Ed è proprio la parte sit-com a rappresentare la croce e delizia di Kevin Can F**k Himself. Per quanto necessarie ai fini dello show - e capaci di essere più di un semplice esercizio di stile che fa affidamento unicamente sulla particolare alternanza di generi, le scene nella realtà di Kevin sono esattamente quelle che ci si potrebbe aspettare da una sit-com mediocre e non particolarmente originale, che fa affidamento su meccanismi ripetuti di continuo.

Sono scene che servono a rimarcare la mancanza di attenzione verso le esigenze di Allison e ad aumentare il senso di straniamento dato dall'accostare un mondo su misura dei Kevin a uno in cui tutti i veli di ipocrisia vengono squarciati, ma ciò non cancella il fatto che sono scene che alla lunga non fanno che ribadire lo stesso concetto e che, pur partendo dall'intento di decostruire i tropi della sit-com, possono risultare tediose in quanto vanno a occupare un discreto minutaggio. In tal senso avremmo preferito un migliore bilanciamento tra le due parti e di non doverci sorbire l'ennesimo progetto inconcludente di Kevin, che aggiunge poco o niente ai fini della trama principale se non aumentare l'esasperazione di Allison - e di noi spettatori - nei confronti del marito.

Ma nel complesso Kevin Can F**k Himself funziona e va oltre alla sua caratteristica più distintiva del cambio di generi; in più, fa in modo che guarderemo con occhi diversi un certo tipo di sit-com appartenente soprattutto agli anni ‘80 e ‘90. La serie è scritta con intelligenza e denota un'ottima consapevolezza dei concetti che vuole esprimere, il cast è indovinato e la storia riesce a essere accattivante quanto basta per lasciarci curiosi dell'evoluzione dello show nella seconda stagione, annunciata di recente. Insomma, ci troviamo di fronte a uno show con un'idea nuova, anche se non sempre eseguita al meglio, che mette sul piatto diverse riflessioni interessanti e che ha ampi margini di miglioramento.
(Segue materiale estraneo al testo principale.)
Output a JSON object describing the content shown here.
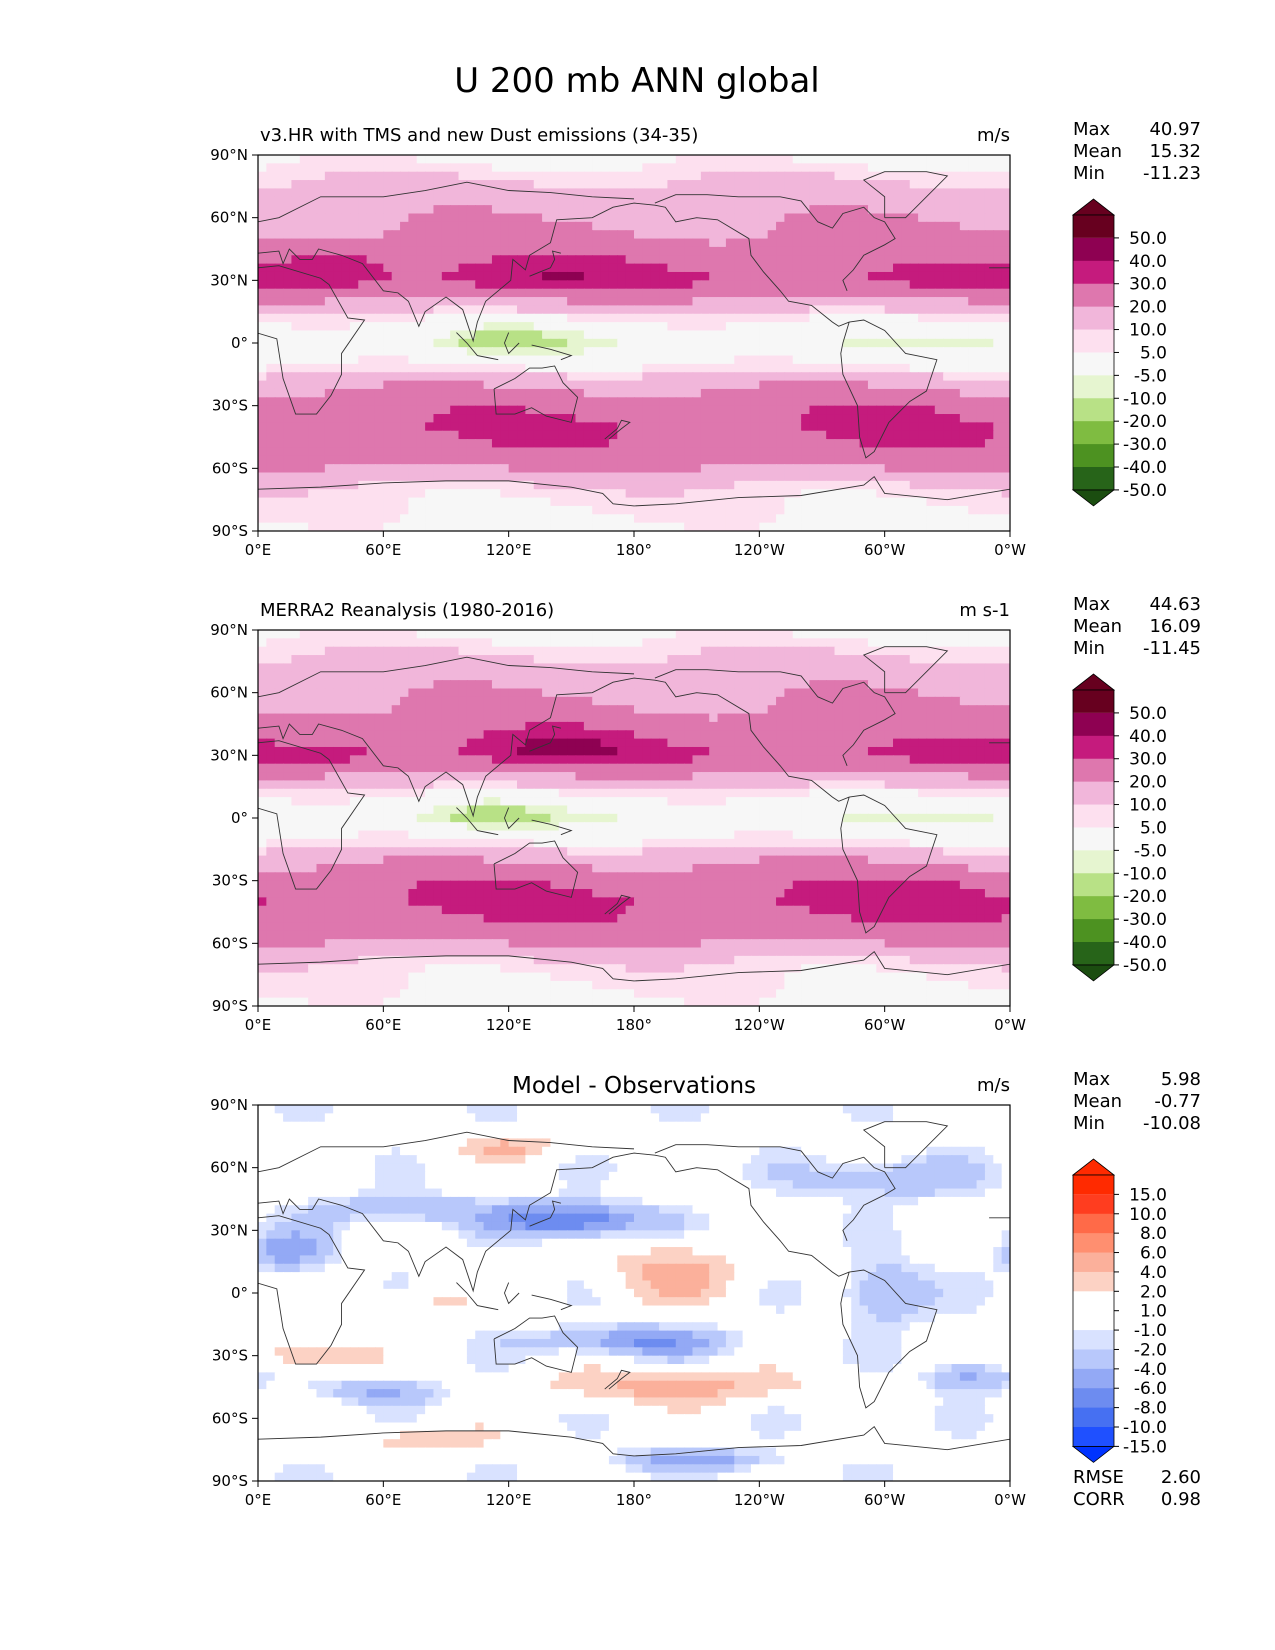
{
  "figure": {
    "title": "U 200 mb ANN global"
  },
  "chart_data": [
    {
      "type": "heatmap",
      "title": "v3.HR with TMS and new Dust emissions (34-35)",
      "units": "m/s",
      "stats": {
        "max_label": "Max",
        "max": "40.97",
        "mean_label": "Mean",
        "mean": "15.32",
        "min_label": "Min",
        "min": "-11.23"
      },
      "x_ticks": [
        "0°E",
        "60°E",
        "120°E",
        "180°",
        "120°W",
        "60°W",
        "0°W"
      ],
      "y_ticks": [
        "90°N",
        "60°N",
        "30°N",
        "0°",
        "30°S",
        "60°S",
        "90°S"
      ],
      "xlim": [
        0,
        360
      ],
      "ylim": [
        -90,
        90
      ],
      "colorbar": {
        "levels": [
          "50.0",
          "40.0",
          "30.0",
          "20.0",
          "10.0",
          "5.0",
          "-5.0",
          "-10.0",
          "-20.0",
          "-30.0",
          "-40.0",
          "-50.0"
        ],
        "colors": [
          "#8e0152",
          "#c51b7d",
          "#de77ae",
          "#f1b6da",
          "#fde0ef",
          "#f7f7f7",
          "#e6f5d0",
          "#b8e186",
          "#7fbc41",
          "#4d9221",
          "#276419"
        ],
        "top_extend": "#67001f",
        "bottom_extend": "#1b4d10"
      },
      "bands": [
        {
          "lat": 90,
          "value": 2
        },
        {
          "lat": 75,
          "value": 12
        },
        {
          "lat": 65,
          "value": 17
        },
        {
          "lat": 50,
          "value": 22
        },
        {
          "lat": 38,
          "value": 28
        },
        {
          "lat": 30,
          "value": 32
        },
        {
          "lat": 20,
          "value": 18
        },
        {
          "lat": 10,
          "value": 4
        },
        {
          "lat": 0,
          "value": -4
        },
        {
          "lat": -10,
          "value": 4
        },
        {
          "lat": -20,
          "value": 18
        },
        {
          "lat": -30,
          "value": 27
        },
        {
          "lat": -40,
          "value": 30
        },
        {
          "lat": -50,
          "value": 28
        },
        {
          "lat": -60,
          "value": 20
        },
        {
          "lat": -70,
          "value": 8
        },
        {
          "lat": -90,
          "value": 2
        }
      ],
      "features": [
        {
          "lon": 140,
          "lat": 32,
          "dlon": 40,
          "dlat": 9,
          "value": 38
        },
        {
          "lon": 40,
          "lat": 30,
          "dlon": 25,
          "dlat": 6,
          "value": 34
        },
        {
          "lon": 120,
          "lat": 2,
          "dlon": 30,
          "dlat": 8,
          "value": -12
        },
        {
          "lon": 40,
          "lat": 40,
          "dlon": 30,
          "dlat": 7,
          "value": 34
        },
        {
          "lon": 300,
          "lat": -35,
          "dlon": 25,
          "dlat": 8,
          "value": 33
        },
        {
          "lon": 280,
          "lat": 42,
          "dlon": 30,
          "dlat": 10,
          "value": 24
        }
      ]
    },
    {
      "type": "heatmap",
      "title": "MERRA2 Reanalysis (1980-2016)",
      "units": "m s-1",
      "stats": {
        "max_label": "Max",
        "max": "44.63",
        "mean_label": "Mean",
        "mean": "16.09",
        "min_label": "Min",
        "min": "-11.45"
      },
      "x_ticks": [
        "0°E",
        "60°E",
        "120°E",
        "180°",
        "120°W",
        "60°W",
        "0°W"
      ],
      "y_ticks": [
        "90°N",
        "60°N",
        "30°N",
        "0°",
        "30°S",
        "60°S",
        "90°S"
      ],
      "xlim": [
        0,
        360
      ],
      "ylim": [
        -90,
        90
      ],
      "colorbar": {
        "levels": [
          "50.0",
          "40.0",
          "30.0",
          "20.0",
          "10.0",
          "5.0",
          "-5.0",
          "-10.0",
          "-20.0",
          "-30.0",
          "-40.0",
          "-50.0"
        ],
        "colors": [
          "#8e0152",
          "#c51b7d",
          "#de77ae",
          "#f1b6da",
          "#fde0ef",
          "#f7f7f7",
          "#e6f5d0",
          "#b8e186",
          "#7fbc41",
          "#4d9221",
          "#276419"
        ],
        "top_extend": "#67001f",
        "bottom_extend": "#1b4d10"
      },
      "bands": [
        {
          "lat": 90,
          "value": 2
        },
        {
          "lat": 75,
          "value": 12
        },
        {
          "lat": 65,
          "value": 17
        },
        {
          "lat": 50,
          "value": 22
        },
        {
          "lat": 38,
          "value": 28
        },
        {
          "lat": 30,
          "value": 32
        },
        {
          "lat": 20,
          "value": 18
        },
        {
          "lat": 10,
          "value": 4
        },
        {
          "lat": 0,
          "value": -4
        },
        {
          "lat": -10,
          "value": 4
        },
        {
          "lat": -20,
          "value": 18
        },
        {
          "lat": -30,
          "value": 28
        },
        {
          "lat": -40,
          "value": 31
        },
        {
          "lat": -50,
          "value": 28
        },
        {
          "lat": -60,
          "value": 20
        },
        {
          "lat": -70,
          "value": 8
        },
        {
          "lat": -90,
          "value": 2
        }
      ],
      "features": [
        {
          "lon": 145,
          "lat": 34,
          "dlon": 30,
          "dlat": 8,
          "value": 44
        },
        {
          "lon": 40,
          "lat": 30,
          "dlon": 25,
          "dlat": 6,
          "value": 34
        },
        {
          "lon": 110,
          "lat": 2,
          "dlon": 30,
          "dlat": 7,
          "value": -12
        },
        {
          "lon": 310,
          "lat": -38,
          "dlon": 35,
          "dlat": 10,
          "value": 34
        },
        {
          "lon": 290,
          "lat": 40,
          "dlon": 35,
          "dlat": 9,
          "value": 26
        }
      ]
    },
    {
      "type": "heatmap",
      "title": "Model - Observations",
      "units": "m/s",
      "stats": {
        "max_label": "Max",
        "max": "5.98",
        "mean_label": "Mean",
        "mean": "-0.77",
        "min_label": "Min",
        "min": "-10.08"
      },
      "extra_stats": {
        "rmse_label": "RMSE",
        "rmse": "2.60",
        "corr_label": "CORR",
        "corr": "0.98"
      },
      "x_ticks": [
        "0°E",
        "60°E",
        "120°E",
        "180°",
        "120°W",
        "60°W",
        "0°W"
      ],
      "y_ticks": [
        "90°N",
        "60°N",
        "30°N",
        "0°",
        "30°S",
        "60°S",
        "90°S"
      ],
      "xlim": [
        0,
        360
      ],
      "ylim": [
        -90,
        90
      ],
      "colorbar": {
        "levels": [
          "15.0",
          "10.0",
          "8.0",
          "6.0",
          "4.0",
          "2.0",
          "1.0",
          "-1.0",
          "-2.0",
          "-4.0",
          "-6.0",
          "-8.0",
          "-10.0",
          "-15.0"
        ],
        "colors": [
          "#ff3d1f",
          "#ff6a48",
          "#ff8f70",
          "#fbb09b",
          "#fcd2c4",
          "#ffffff",
          "#ffffff",
          "#d9e2ff",
          "#b8c8fb",
          "#93a9f5",
          "#6d8cf0",
          "#4670f2",
          "#1f50ff"
        ],
        "top_extend": "#ff2a00",
        "bottom_extend": "#0033ff"
      },
      "bands": [
        {
          "lat": 90,
          "value": 0
        },
        {
          "lat": -90,
          "value": 0
        }
      ],
      "features": [
        {
          "lon": 150,
          "lat": 35,
          "dlon": 35,
          "dlat": 8,
          "value": -9
        },
        {
          "lon": 200,
          "lat": 10,
          "dlon": 30,
          "dlat": 14,
          "value": 5
        },
        {
          "lon": 200,
          "lat": -45,
          "dlon": 60,
          "dlat": 8,
          "value": 5
        },
        {
          "lon": 180,
          "lat": -23,
          "dlon": 45,
          "dlat": 7,
          "value": -6
        },
        {
          "lon": 15,
          "lat": 20,
          "dlon": 20,
          "dlat": 10,
          "value": -5
        },
        {
          "lon": 300,
          "lat": 0,
          "dlon": 20,
          "dlat": 15,
          "value": -5
        },
        {
          "lon": 25,
          "lat": -30,
          "dlon": 25,
          "dlat": 6,
          "value": 5
        },
        {
          "lon": 80,
          "lat": -70,
          "dlon": 30,
          "dlat": 6,
          "value": 4
        },
        {
          "lon": 120,
          "lat": 70,
          "dlon": 25,
          "dlat": 6,
          "value": 4
        },
        {
          "lon": 210,
          "lat": -80,
          "dlon": 40,
          "dlat": 5,
          "value": -5
        },
        {
          "lon": 70,
          "lat": 40,
          "dlon": 40,
          "dlat": 7,
          "value": -4
        },
        {
          "lon": 300,
          "lat": 55,
          "dlon": 40,
          "dlat": 10,
          "value": -4
        },
        {
          "lon": 60,
          "lat": -47,
          "dlon": 30,
          "dlat": 6,
          "value": -4
        },
        {
          "lon": 340,
          "lat": -40,
          "dlon": 20,
          "dlat": 7,
          "value": -5
        },
        {
          "lon": 75,
          "lat": -5,
          "dlon": 25,
          "dlat": 6,
          "value": 3
        }
      ]
    }
  ]
}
Kevin Can F**k Himself La prima stagione di Kevin Can F**k Himself è una gradita aggiunta al catalogo di Amazon Prime Video: si tratta di una serie intelligente che utilizza l’alternarsi di sit-com e drama per riflettere sui cliché della prima, ma soprattutto per raccontare di un matrimonio fallimentare e dell’autoaffermazione femminile. Purtroppo, le parti di sit-com, per quanto funzionali, rischiano di essere come una tassa da pagare, e potrebbero mettere a dura prova gli spettatori. Il finale, comunque, lascia diverse porte aperte e ci auguriamo che lo show riesca ad alzare ulteriormente l’asticella.